A federal advisory panel, in response to mounting safety concerns, called on Thursday for additional restrictions on the use of anemia drugs by cancer patients.

The recommendation by a committee that advises the Food and Drug Administration could lead to an additional decline in sales for the drugs: Aranesp, made by Amgen, and Procrit by Johnson & Johnson.

But the two companies avoided the outcome they most feared: a recommendation that the drugs not be used by any cancer patients. That probably would have meant the loss of at least $1 billion in sales for each company.

“They dodged the really big bullet, but they still took some damage,” said Geoffrey C. Porges, a biotechnology analyst at Sanford C. Bernstein & Company.

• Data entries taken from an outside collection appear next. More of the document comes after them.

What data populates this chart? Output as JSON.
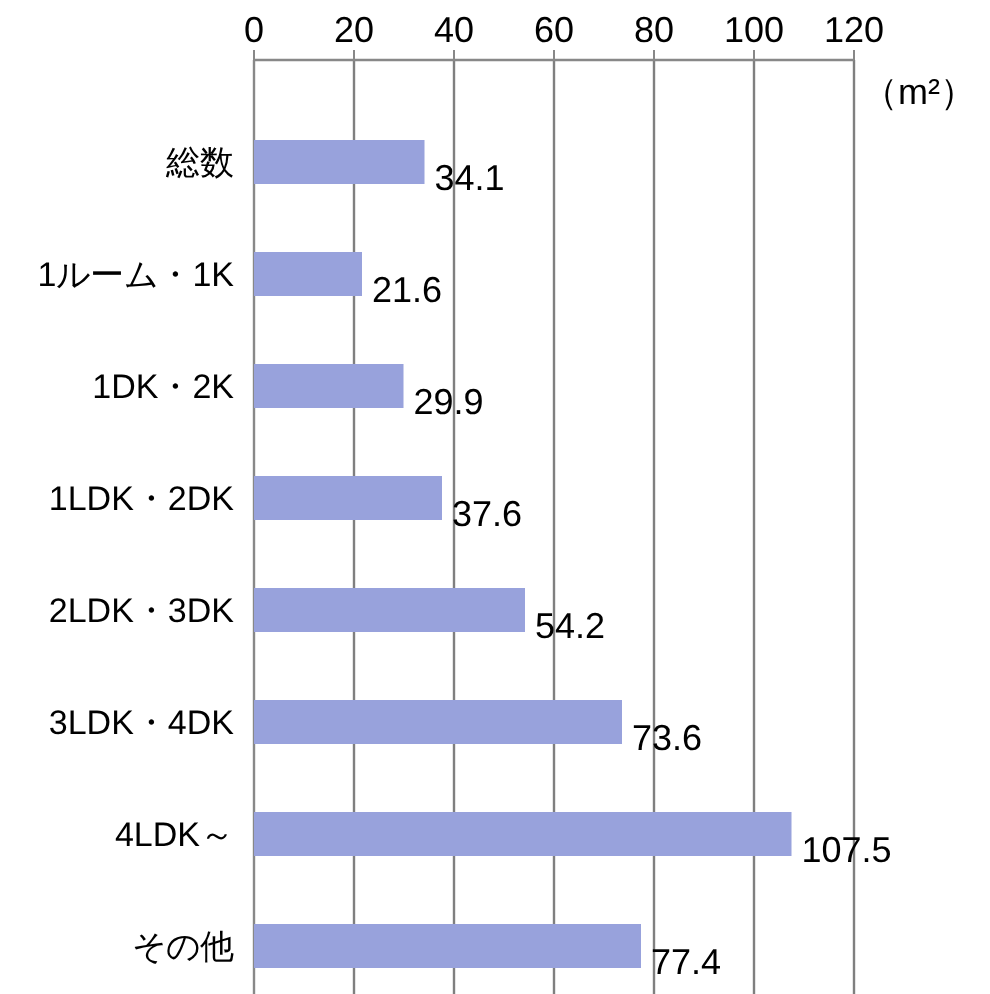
{
  "chart_data": {
    "type": "bar",
    "orientation": "horizontal",
    "xlabel": "（m²）",
    "categories": [
      "総数",
      "1ルーム・1K",
      "1DK・2K",
      "1LDK・2DK",
      "2LDK・3DK",
      "3LDK・4DK",
      "4LDK～",
      "その他"
    ],
    "values": [
      34.1,
      21.6,
      29.9,
      37.6,
      54.2,
      73.6,
      107.5,
      77.4
    ],
    "color": "#98a2dc",
    "xlim": [
      0,
      120
    ],
    "xticks": [
      0,
      20,
      40,
      60,
      80,
      100,
      120
    ],
    "grid": "x",
    "data_labels": true
  }
}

Yaron Werber, an analyst with Citigroup, estimated that Amgen would lose about $125 million in Aranesp sales if the recommendations were enacted. That would be about 25 percent of Mr. Werber’s already reduced projections for 2008 sales to cancer patients in the United States. The meeting was held because eight clinical trials suggested that the drugs might make cancer worse for some patients or even shorten their lives. Cancer patients take Aranesp or Procrit to counter the anemia caused by chemotherapy.

The difficulty for the committee was that those eight studies involved high doses of the drugs. There was very little solid information on whether the drugs were dangerous at doses typically used by cancer doctors.

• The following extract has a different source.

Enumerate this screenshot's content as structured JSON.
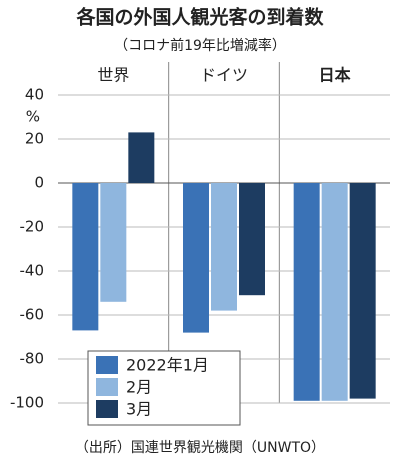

Faced with that information, the panel voted 13 to 1 in favor of recommending that the drugs remain available for use by many cancer patients.

But the committee then voted 9 to 5 in favor of recommending that the drugs not be used by patients with either breast cancer or head and neck cancer because the evidence of a risk was strongest for those types of tumors.

The committee also voted 11 to 2, with 1 abstention, to recommend that the drug not be used by patients being treated with the intent of curing their cancers. The definition of that category is vague, but it generally refers to patients with early-stage cancer who are undergoing chemotherapy after surgical removal of a tumor, in which the doctors hope the cancer has been eliminated. F.D.A. officials said after the meeting that most use of the anemia drugs was for patients with more advanced cancers.

The panel members also recommended that patients be made to sign consents in order to obtain the drugs. But the panel voted against carefully controlling distribution of the drugs.